BENGALURU: A 37-year-old Chartered Accountant from Chennai who has been working in Bengaluru for over a decade now decided to give standup a try when he realised that he was appreciated at my work place and social circles for his wit. “I was glad that I could always end a conversation by putting a smile on the other person's face. So, I suppose it was a natural progression,” Arun Sriram says, ahead of his show Comedy Sahi Hei. The full-time CA and part-time comedian tells City Express about juggling his passion and profession just as he is trying to get a foothold into the standup scene.
1.What’s in store at the show today?
It’s a show that is going to showcase different hues of stand up comedy by comedians from different backgrounds and styles. The theme is going to be around how our lives, as they have turned out, have provided the best material for humour.
I am excited to be hosting comedians who are far younger than me and hopefully will not be intimidating them with my 'greys'. More importantly, through this show, Bangalore Komedians, the producers of this show would like to tell the people in Bengaluru that IPL may be drawing to a close but live entertainment in other forms is here to stay.
2.What’s the Bengaluru crowd like?
I have done three solo shows called 'Unmute' in Bengaluru, and one in Chennai. It feels good to see that I have been able to draw a new set of audience to the stand up comedy scene across cities.
3.Some of your best and not-so-good performances in Bengaluru?
Open mics are a great leveler. There was one such open mic in BTM Layout where I was allotted eight minutes.. and the response was so bleak that I thought the audience were told that they would need to pay if they laughed. Those were my most agonising eight minutes on stage. I duly retired the entire set from any further embarrassment.The best was my first experience at Mic Testing hosted by Evam, where the audience absolutely lapped up every joke of mine and those four minutes gave me the hope that I could pursue comedy further.
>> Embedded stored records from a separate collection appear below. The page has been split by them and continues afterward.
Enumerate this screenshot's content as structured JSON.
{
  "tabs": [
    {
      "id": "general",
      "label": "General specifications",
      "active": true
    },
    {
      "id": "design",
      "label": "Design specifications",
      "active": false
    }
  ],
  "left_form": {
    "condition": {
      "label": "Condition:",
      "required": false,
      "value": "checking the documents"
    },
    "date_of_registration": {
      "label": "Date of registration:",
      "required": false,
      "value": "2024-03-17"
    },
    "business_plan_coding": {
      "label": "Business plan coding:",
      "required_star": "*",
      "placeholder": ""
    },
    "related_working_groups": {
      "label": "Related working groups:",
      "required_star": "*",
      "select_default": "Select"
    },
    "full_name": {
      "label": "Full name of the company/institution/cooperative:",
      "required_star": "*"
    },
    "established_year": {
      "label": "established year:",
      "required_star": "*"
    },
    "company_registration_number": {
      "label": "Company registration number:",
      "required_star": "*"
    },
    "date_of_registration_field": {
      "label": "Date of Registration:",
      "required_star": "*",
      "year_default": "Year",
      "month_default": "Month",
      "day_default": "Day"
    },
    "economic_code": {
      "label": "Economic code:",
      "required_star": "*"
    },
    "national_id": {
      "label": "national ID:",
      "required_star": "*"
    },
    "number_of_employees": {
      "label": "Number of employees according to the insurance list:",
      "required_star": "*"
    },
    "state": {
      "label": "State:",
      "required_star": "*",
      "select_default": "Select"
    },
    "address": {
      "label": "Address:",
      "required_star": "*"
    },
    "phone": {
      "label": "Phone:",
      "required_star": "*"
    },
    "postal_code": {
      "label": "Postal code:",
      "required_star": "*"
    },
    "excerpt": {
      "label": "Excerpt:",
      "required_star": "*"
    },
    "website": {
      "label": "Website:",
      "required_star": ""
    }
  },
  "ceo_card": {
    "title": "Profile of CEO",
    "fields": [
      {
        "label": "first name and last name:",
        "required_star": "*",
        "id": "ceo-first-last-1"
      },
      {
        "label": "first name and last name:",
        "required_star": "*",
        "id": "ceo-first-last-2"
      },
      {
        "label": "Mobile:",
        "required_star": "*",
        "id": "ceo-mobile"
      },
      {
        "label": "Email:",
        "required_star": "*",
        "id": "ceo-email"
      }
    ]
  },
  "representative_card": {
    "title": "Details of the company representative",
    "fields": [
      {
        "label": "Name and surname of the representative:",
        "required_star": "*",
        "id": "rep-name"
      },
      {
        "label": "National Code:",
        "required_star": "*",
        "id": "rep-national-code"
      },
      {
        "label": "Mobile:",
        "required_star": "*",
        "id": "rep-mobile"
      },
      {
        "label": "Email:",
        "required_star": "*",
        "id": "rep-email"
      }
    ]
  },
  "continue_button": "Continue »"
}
4.Has any member of the audience ever gotten offended by your jokes? If yes then how did you deal with it?
I keep my humour clean and non-invasive. It is more wit-driven rather than slapstick, and since I narrate them as my life experiences, and even digs I take are portrayed as my misconceptions, they are taken well.
5.Where do you see yourself in the next five years?
I have been doing stand up comedy for close to a year now. This has taught me two things --one can learn a craft at his or her pace and start learning at anytime. Secondly, I have seen the effort put in by fellow comics both in terms of scripting and traveling from one venue to another in pursuit of winning people's smiles. If I were to connect these, apart from touching maximum lives through laughter, would also want to eventually create an infrastructure to promote comedians and help them scale their trade.
6.What are the challenges comedians face?
While the comics fraternity is the biggest strength, the biggest challenge is to get more audiences to watch ticketed shows. The overall journey in performing arts vindicates that likes is not currency, and people like their currency.